Venture Capital: Here’s Why the “Smart Money” Invests

By Greg Bassuk, Chief Executive Officer, AXS Investments

Smart Money Businessman iStock-1178788136

Think Active Equity Strategies are the Best Investments? Think Again.

2021 has been a shining light for the Venture Capital (VC) industry, with global VC funding topping $288 billion over the first six months of the year.


This VC funding milestone meaningfully outpaces the previous record of $179 billion set during the second half of 2020. Market observers expect that venture capital spending will accelerate again over the final months of this year, as was the case in 2020.  Last year, the U.S. venture capital market took a pause at the onset of the COVID-19 crisis.


However, following the Fed’s then-active moves to buttress the economy, investors quickly became alive and engaged in VC investing. Venture capital experienced one of its best years on record, experiencing a 50.1% return in 2020.


But peel back the data further and an impressive set of figures emerge. Examining thousands of different funds and multiple strategies yields a picture of the various returns among asset classes. Looking specifically at data covering the 15-year dispersion of actively managed portfolios, measured from the median figure to the fifth percentile of gains, across several asset classes, including active hedge funds, global real estate, global private equity, and global venture capital.


Venture capital returns handily crushed the active long-only equity strategies. And it did so for 15 years. VC strategies in median to fifth percentile distribution averaged 34.2 per year from 2006 to 2020. Global PE strategies came in a strong second place, averaging 23.6% over the same time period.


The chart below illustrates the outperformance achieved by the fifth percentile of venture capital and private equity funds compared to their median.


20211014 Cambridge Return Dispersion Chart
Source: Cambridge Associates LLC.

In fact, the data shows that the median performance of Venture Capital-backed firms handily beats the median returns of most actively managed funds. And the median rate of 15.5% over 15 years for actively managed VC-backed companies surpasses the fifth percentile of returns for six of seven asset classes. The evidence is clear, venture capital has provided outsized returns for investors and financial advisors seeking alternative options to achieve greater alpha and maximize portfolio performance.

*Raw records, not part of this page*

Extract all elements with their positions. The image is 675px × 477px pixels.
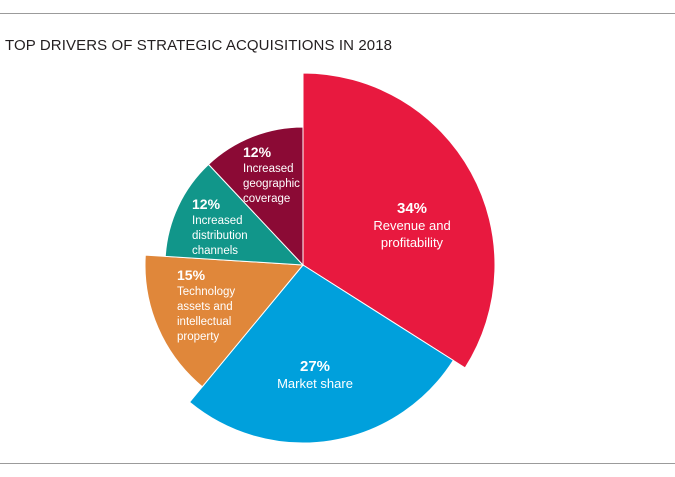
slice-category-label: channels xyxy=(192,245,238,257)
slice-percent-label: 27% xyxy=(300,358,330,375)
slice-category-label: property xyxy=(177,331,219,343)
slice-percent-label: 15% xyxy=(177,267,206,283)
pie-slice-3 xyxy=(144,254,305,388)
slice-label-group-5: 12% Increased geographic coverage xyxy=(243,144,300,205)
slice-category-label: profitability xyxy=(381,235,444,250)
pie-slice-5 xyxy=(207,126,304,267)
slice-category-label: intellectual xyxy=(177,316,231,328)
slice-percent-label: 12% xyxy=(243,144,272,160)
pie-slice-1 xyxy=(302,72,496,369)
top-rule xyxy=(0,13,675,14)
slice-label-group-3: 15% Technology assets and intellectual prope… xyxy=(177,267,235,343)
slice-label-group-4: 12% Increased distribution channels xyxy=(192,196,248,257)
slice-label-group-2: 27%Market share xyxy=(277,358,353,391)
slice-category-label: assets and xyxy=(177,301,233,313)
slice-category-label: geographic xyxy=(243,178,300,190)
slice-percent-label: 12% xyxy=(192,196,221,212)
slice-category-label: Revenue and xyxy=(373,218,450,233)
pie-slice-2 xyxy=(188,264,454,444)
pie-slice-4 xyxy=(164,163,305,266)
slice-category-label: Technology xyxy=(177,286,235,298)
bottom-rule xyxy=(0,463,675,464)
slice-category-label: coverage xyxy=(243,193,290,205)
slice-percent-label: 34% xyxy=(397,200,427,217)
slice-category-label: Increased xyxy=(243,163,294,175)
slice-category-label: distribution xyxy=(192,230,248,242)
chart-title: TOP DRIVERS OF STRATEGIC ACQUISITIONS IN… xyxy=(5,37,393,54)
slice-category-label: Market share xyxy=(277,376,353,391)
slice-category-label: Increased xyxy=(192,215,243,227)
slice-label-group-1: 34%Revenue and profitability xyxy=(373,200,450,250)
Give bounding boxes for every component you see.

Why This Matters to Investors

The equity markets remain locked in on every word ushered by Federal Reserve Chairman Jerome Powell. Equity valuations are stretched to their highest levels since the dotcom bubble and volatility is likely to increase with the ongoing global pandemic, rising geopolitical concerns and a broad range of other uncertainties that will spark new hot spots of economic and social turmoil. All these growing concerns may require investors to look outside of traditional assets and target alternative strategies that have provided strong upside potential, while offering a different targeted set of outcomes.


The evidence is clear that venture capital is compelling in our view. Despite the 2008 financial crisis and the March 2020 market nosedive, venture capital has meaningfully outperformed active equity strategies and we believe is positioned well to do so for the foreseeable. If investors and their financial advisors are not having this conversation, a compelling opportunity may be missed.



Alpha is the excess returns derived from an investment above the benchmark return. Hedge funds are investment pools whose managers employ various strategies, periodically including purchases loaned money and trading assets that are more esoteric, in order to seek to outperform. Real estate investments typically include either direct or pooled assets allocated to residential or commercial property. Private equity is an investment in a private company that is not listed on a public exchange. The proceeds of private equity investments are used by private companies to fund new technologies, pursue acquisitions, and grow working capital. Venture capital investing is very similar to private equity investing, but the venture capital asset class includes exposures to early-stage companies, whereas private equity investments typically include exposures to later-stage companies.


There are risks involved with investing, including possible loss of principal. Past performance does not guarantee future results.


Venture capital investments involve a greater degree of risk; as a result, the Fund's returns may experience greater volatility than the overall market. The AXS Thomson Reuters Venture Capital Return Tracker Fund does not invest in venture capital funds nor does it invest directly in companies funded by venture capital funds. The Fund seeks to generate returns that mimic the aggregate returns of U.S. venture capital-backed companies as measured by the Thomson Reuters Venture Capital Index (TRVCI). There is a risk that the Fund's return may not match or achieve a higher degree of correlation with the return of the TRVCI. Additionally, the TRVCI's return may not match or achieve a high degree of correlation with the return of the U.S. venture capital-based companies.


Investments in equity securities are subject to overall market risks. To the extent that the Fund's investments are concentrated in or significantly exposed to a particular sector, the Fund will be susceptible to loss due to adverse occurrences affecting that sector. Loss may result from the Fund's investments in derivatives. These instruments may be illiquid, difficult to value and leveraged so that small changes may produce disproportionate losses to the Fund. Over the counter derivatives, such as swaps, are also subject to counterparty risk, which is the risk that the other party in the transaction will not fulfill its contractual obligation. In certain circumstances, it may be difficult for the Fund to purchase and sell particular derivative investments within a reasonable time at a fair price.